Diffusion in liquids. Diffusion takes place in liquids, as you know. For when you put sugar in coffee or tea and do not stir it, although the upper part of the tea or coffee is not sweetened, the part nearer the sugar is very sweet. If you should let the coffee or tea, with the sugar in the bottom, stand for a few months, it would get sweet all through. Diffusion is slower in liquids than in gases, because the molecules are so very much closer together.

Osmosis. One of the most striking and important facts about diffusion is that it can take place right through a membrane. Try this experiment:

Experiment 86. With a rubber band fasten a piece of parchment paper, made into a little bag, to the end of a piece of glass tubing about 10 inches long. Or make a small hole in one end of a raw egg and empty the shell; then, to get the hard part off the shell, soak it overnight in strong vinegar or hydrochloric acid diluted about 1 to 4. This will leave a membranous bag that can be used in place of the parchment bag. Fill a tumbler half full of water colored with red ink, and add enough cornstarch to make the water milky. Pour into the tube enough of a strong sugar solution to fill the membranous bag at its base and to rise half an inch in the tube. Put the membranous bag down into the pink, milky water, supporting the tube by passing it through a square cardboard and clamping it with a spring clothespin as shown in Figure 151. Every few minutes look to see what is happening. Does any of the red ink pass through the membrane? Does any of the cornstarch pass through?

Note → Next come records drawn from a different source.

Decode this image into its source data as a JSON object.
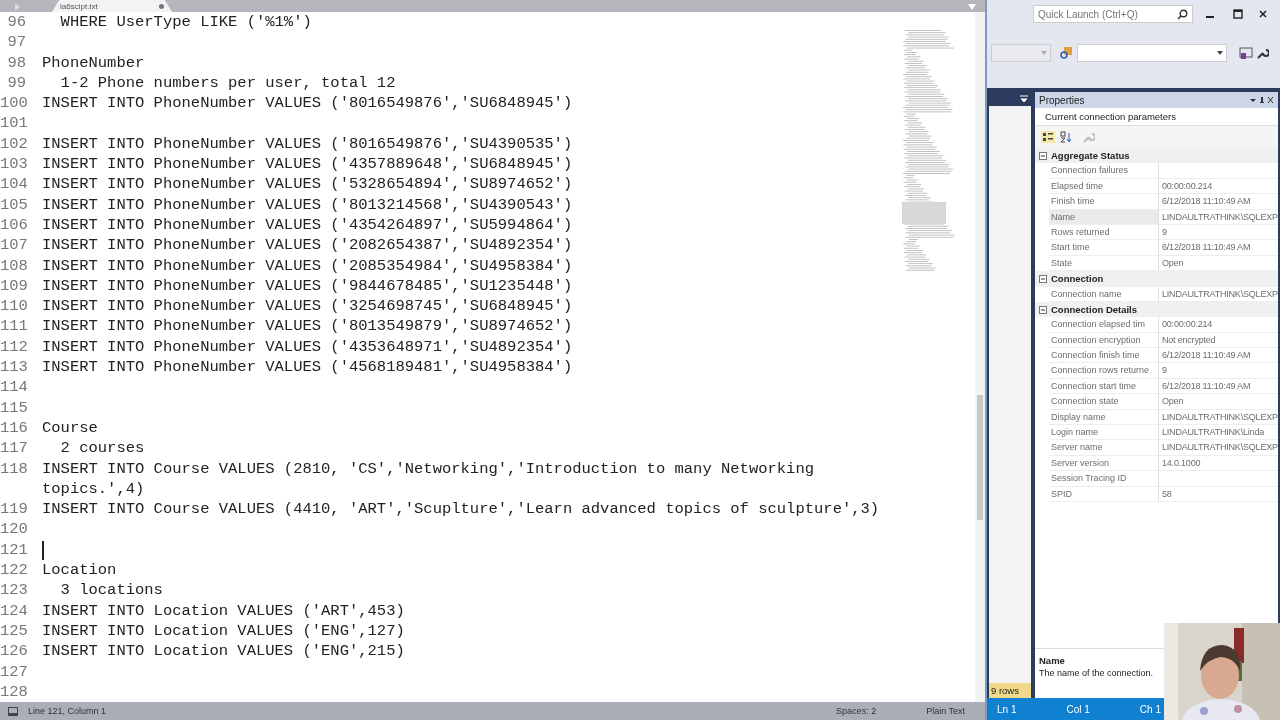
{
  "editor": {
    "tab": {
      "title": "la6scipt.txt",
      "modified": true
    },
    "lines": [
      {
        "number": "96",
        "text": "  WHERE UserType LIKE ('%1%')",
        "caret": false
      },
      {
        "number": "97",
        "caret": false
      },
      {
        "number": "98",
        "text": "PhoneNumber",
        "caret": false
      },
      {
        "number": "99",
        "text": "  1-2 Phone numbers per user, total 12",
        "caret": false
      },
      {
        "number": "100",
        "text": "INSERT INTO PhoneNumber VALUES ('8016549876','SU6848945')",
        "caret": false
      },
      {
        "number": "101",
        "caret": false
      },
      {
        "number": "102",
        "text": "INSERT INTO PhoneNumber VALUES ('8016549876','SU4390535')",
        "caret": false
      },
      {
        "number": "103",
        "text": "INSERT INTO PhoneNumber VALUES ('4357889648','SU6848945')",
        "caret": false
      },
      {
        "number": "104",
        "text": "INSERT INTO PhoneNumber VALUES ('5328654894','SU8974652')",
        "caret": false
      },
      {
        "number": "105",
        "text": "INSERT INTO PhoneNumber VALUES ('8013214568','SU4390543')",
        "caret": false
      },
      {
        "number": "106",
        "text": "INSERT INTO PhoneNumber VALUES ('4354264897','SU5994864')",
        "caret": false
      },
      {
        "number": "107",
        "text": "INSERT INTO PhoneNumber VALUES ('2082654387','SU4892354')",
        "caret": false
      },
      {
        "number": "108",
        "text": "INSERT INTO PhoneNumber VALUES ('2085354984','SU4958384')",
        "caret": false
      },
      {
        "number": "109",
        "text": "INSERT INTO PhoneNumber VALUES ('9844678485','SU1235448')",
        "caret": false
      },
      {
        "number": "110",
        "text": "INSERT INTO PhoneNumber VALUES ('3254698745','SU6848945')",
        "caret": false
      },
      {
        "number": "111",
        "text": "INSERT INTO PhoneNumber VALUES ('8013549879','SU8974652')",
        "caret": false
      },
      {
        "number": "112",
        "text": "INSERT INTO PhoneNumber VALUES ('4353648971','SU4892354')",
        "caret": false
      },
      {
        "number": "113",
        "text": "INSERT INTO PhoneNumber VALUES ('4568189481','SU4958384')",
        "caret": false
      },
      {
        "number": "114",
        "caret": false
      },
      {
        "number": "115",
        "caret": false
      },
      {
        "number": "116",
        "text": "Course",
        "caret": false
      },
      {
        "number": "117",
        "text": "  2 courses",
        "caret": false
      },
      {
        "number": "118",
        "text": "INSERT INTO Course VALUES (2810, 'CS','Networking','Introduction to many Networking",
        "wrap": "topics.',4)",
        "caret": false
      },
      {
        "number": "119",
        "text": "INSERT INTO Course VALUES (4410, 'ART','Scuplture','Learn advanced topics of sculpture',3)",
        "caret": false
      },
      {
        "number": "120",
        "caret": false
      },
      {
        "number": "121",
        "caret": true
      },
      {
        "number": "122",
        "text": "Location",
        "caret": false
      },
      {
        "number": "123",
        "text": "  3 locations",
        "caret": false
      },
      {
        "number": "124",
        "text": "INSERT INTO Location VALUES ('ART',453)",
        "caret": false
      },
      {
        "number": "125",
        "text": "INSERT INTO Location VALUES ('ENG',127)",
        "caret": false
      },
      {
        "number": "126",
        "text": "INSERT INTO Location VALUES ('ENG',215)",
        "caret": false
      },
      {
        "number": "127",
        "caret": false
      },
      {
        "number": "128",
        "caret": false
      }
    ],
    "status": {
      "position": "Line 121, Column 1",
      "indent": "Spaces: 2",
      "syntax": "Plain Text"
    }
  },
  "quick_launch": {
    "placeholder": "Quick Launch (Ctrl+Q)"
  },
  "properties": {
    "title": "Properties",
    "object": "Current connection parameters",
    "categories": [
      {
        "name": "Aggregate Status",
        "expanded": true,
        "rows": [
          {
            "name": "Connection failures",
            "selected": false
          },
          {
            "name": "Elapsed time",
            "value": "00:00:00.214",
            "selected": false
          },
          {
            "name": "Finish time",
            "value": "6/12/2018 11:10:49 AM",
            "selected": false
          },
          {
            "name": "Name",
            "value": "LINDAULTRATHINK\\SQLEXP",
            "selected": true
          },
          {
            "name": "Rows returned",
            "value": "9",
            "selected": false
          },
          {
            "name": "Start time",
            "value": "6/12/2018 11:10:49 AM",
            "selected": false
          },
          {
            "name": "State",
            "value": "Open",
            "selected": false
          }
        ]
      },
      {
        "name": "Connection",
        "expanded": true,
        "rows": [
          {
            "name": "Connection name",
            "value": "LINDAULTRATHINK\\SQLEXP",
            "selected": false
          }
        ]
      },
      {
        "name": "Connection Details",
        "expanded": true,
        "rows": [
          {
            "name": "Connection elapsed tim",
            "value": "00:00:00.214",
            "selected": false
          },
          {
            "name": "Connection encryption",
            "value": "Not encrypted",
            "selected": false
          },
          {
            "name": "Connection finish time",
            "value": "6/12/2018 11:10:49 AM",
            "selected": false
          },
          {
            "name": "Connection rows returne",
            "value": "9",
            "selected": false
          },
          {
            "name": "Connection start time",
            "value": "6/12/2018 11:10:49 AM",
            "selected": false
          },
          {
            "name": "Connection state",
            "value": "Open",
            "selected": false
          },
          {
            "name": "Display name",
            "value": "LINDAULTRATHINK\\SQLEXP",
            "selected": false
          },
          {
            "name": "Login name",
            "value": "LINDAULTRATHINK\\Linda",
            "selected": false
          },
          {
            "name": "Server name",
            "value": "LINDAULTRATHINK\\SQLEXP",
            "selected": false
          },
          {
            "name": "Server version",
            "value": "14.0.1000",
            "selected": false
          },
          {
            "name": "Session Tracing ID",
            "selected": false
          },
          {
            "name": "SPID",
            "value": "58",
            "selected": false
          }
        ]
      }
    ],
    "description": {
      "title": "Name",
      "text": "The name of the connection."
    }
  },
  "results_status": "9 rows",
  "status_bar": {
    "items": [
      "Ln 1",
      "Col 1",
      "Ch 1"
    ]
  }
}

This is an example of diffusion through a membrane. The process is called osmosis, and the pressure that forces the liquid up the tube is called osmotic pressure. It is by this sort of diffusion that chicks which are being incubated get air, and that growing plants get food. It is in this way that the cells of our body secure food and oxygen and get rid of their wastes. There are no little holes in our blood vessels to let the air get into them from our lungs. The air simply diffuses through the thin walls of the blood vessels. There are no holes from the intestinal tract into the blood vessels. Yet the dissolved food diffuses right through the intestinal wall and through the walls of the blood vessels. And later on, when it reaches the body cells that need nourishment, the dissolved food diffuses out through the walls of the blood vessels again and through the cell walls into the cells. Waste is taken out of the cells into the blood and passes from the blood into the lungs and kidneys by this same process of diffusion. So you can readily see why everything would die if diffusion stopped.

Fig. 151. Pouring the syrup into the "osmosis tube."

Application 65. Explain how the roots of a plant can take in water and food when there are no holes from the outside of the root to the inside; how bees can smell flowers for a considerable distance.

Inference Exercise

Explain the following:

401. A shell in the bottom of a teakettle gathers most of the scale around it and so keeps the scale from caking at the bottom of the kettle.

402. There is oxygen dissolved in water. When the water comes in contact with the fine blood vessels in a fish's gills, some of this oxygen passes through the walls of the blood vessels into the blood. Explain how it does so.

403. Asphalt becomes soft in summer.

404. When the trolley comes off the wire the car soon stops.

405. You cannot see stars in the daytime on earth, yet you could see them in the daytime on the airless moon.

406. Although the carbon dioxid you breathe out is heavier than the rest of the air, part of it goes up and mixes with the air above.

407. On a cold day wood does not feel as cold as iron.

408. To make mayonnaise dressing, the oil, egg, and vinegar are thoroughly beaten together.

409. A solution of iodin becomes stronger if it is allowed to stand open to the air.

410. A drop of milk in a glass of water clouds all the water slightly.